Perdiendo Nuestro Afecto
Los cristianos de Éfeso caminaron estrechamente con el Señor. Al leer la carta de Pablo a los efesios, me sorprende el evangelio que estas personas oyeron y vivieron. Pablo los complementa extensamente. Se dirige a ellos como “fieles en Cristo Jesús que están en Éfeso: Gracia y paz a vosotros, de Dios nuestro Padre y del Señor Jesucristo. Bendito sea el Dios y Padre de nuestro Señor Jesucristo, que nos bendijo con toda bendición espiritual en los lugares celestiales en Cristo, según nos escogió en él antes de la fundación del mundo, para que fuésemos santos y sin mancha delante de él, en amor habiéndonos predestinado para ser adoptados hijos suyos por medio de Jesucristo, según el puro afecto de su voluntad “ (Efesios 1: 1-5).
Qué descripción de un bendito y santo pueblo. Jesús también complementa a los cristianos efesios en el Libro de Apocalipsis: “Conozco tus obras, y tu arduo trabajo y paciencia” (Apocalipsis 2:2). En otras palabras, “conozco todas las cosas buenas que suceden en tu vida. Trabajas pacientemente para mí sin quejarte y harás cualquier cosa por los demás. Eres diligente en tus buenas obras y eso es muy encomiable”.
Jesús señala algo más en los corazones de estos efesios, algo que señala está profundamente mal. Él dice: “Veo todas tus obras, tu odio por el pecado, tu amor por la verdad, tu coraje justo. De alguna manera, en todas tus labores, has permitido que tu primer amor se marchite. Tu afecto por mí está muriendo”.
“Pero tengo contra ti, que has dejado tu primer amor” (Apocalipsis 2: 4). Amado, he leído y releído este verso y he concluido que su seriedad no puede pasarse por alto.
Me gustaría pensar que soy un cristiano de tipo efesio, un obrero fiel. Quiero creer que mi sufrimiento es por el bien de Jesús y que mis buenas obras lo glorifican. Si practico una vida justa, me sentaré en lugares celestiales.
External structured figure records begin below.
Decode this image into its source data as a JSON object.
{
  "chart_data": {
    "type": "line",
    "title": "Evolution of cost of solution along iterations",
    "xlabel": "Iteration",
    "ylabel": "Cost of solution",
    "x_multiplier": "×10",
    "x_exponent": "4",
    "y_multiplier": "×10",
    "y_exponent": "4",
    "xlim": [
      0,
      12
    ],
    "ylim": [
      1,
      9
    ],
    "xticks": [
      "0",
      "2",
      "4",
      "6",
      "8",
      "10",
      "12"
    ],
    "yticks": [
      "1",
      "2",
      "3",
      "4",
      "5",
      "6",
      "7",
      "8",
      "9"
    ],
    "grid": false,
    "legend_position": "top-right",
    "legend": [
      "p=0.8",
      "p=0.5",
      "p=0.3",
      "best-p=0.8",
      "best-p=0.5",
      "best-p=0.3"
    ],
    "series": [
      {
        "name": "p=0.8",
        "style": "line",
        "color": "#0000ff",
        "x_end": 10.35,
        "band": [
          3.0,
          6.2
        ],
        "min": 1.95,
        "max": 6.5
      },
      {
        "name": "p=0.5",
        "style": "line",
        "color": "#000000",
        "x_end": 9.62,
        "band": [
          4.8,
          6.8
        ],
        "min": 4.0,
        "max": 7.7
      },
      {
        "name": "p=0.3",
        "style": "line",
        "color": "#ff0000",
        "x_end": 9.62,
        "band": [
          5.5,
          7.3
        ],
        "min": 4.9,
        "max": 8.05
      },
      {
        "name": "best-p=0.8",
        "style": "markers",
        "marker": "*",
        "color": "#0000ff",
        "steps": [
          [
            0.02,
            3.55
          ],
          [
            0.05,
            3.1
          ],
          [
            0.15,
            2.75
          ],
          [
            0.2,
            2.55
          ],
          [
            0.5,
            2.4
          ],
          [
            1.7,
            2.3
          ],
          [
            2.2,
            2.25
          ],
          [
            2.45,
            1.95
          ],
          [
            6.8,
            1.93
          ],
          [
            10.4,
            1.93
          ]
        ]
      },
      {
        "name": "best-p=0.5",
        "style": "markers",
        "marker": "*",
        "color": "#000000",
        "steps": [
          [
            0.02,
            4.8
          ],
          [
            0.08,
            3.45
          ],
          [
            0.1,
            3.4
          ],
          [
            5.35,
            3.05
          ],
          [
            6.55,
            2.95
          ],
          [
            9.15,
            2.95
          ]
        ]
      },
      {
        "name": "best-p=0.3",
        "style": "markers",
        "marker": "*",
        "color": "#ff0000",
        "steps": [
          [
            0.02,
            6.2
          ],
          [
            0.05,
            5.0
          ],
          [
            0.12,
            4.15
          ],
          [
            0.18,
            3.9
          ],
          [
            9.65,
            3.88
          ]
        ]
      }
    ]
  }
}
Cuando leí de Jesús caminando entre los creyentes tan bien enseñados como los efesios y decirles: "Tengo algo en su contra", sin embargo, me agarró el alma.
Debo orar y preguntar: “Jesús, ¿tienes algo en mi contra? ¿También he perdido mi afecto por ti?” Amado, nuestro primer amor es Cristo. Míralo hoy con todo tu afecto.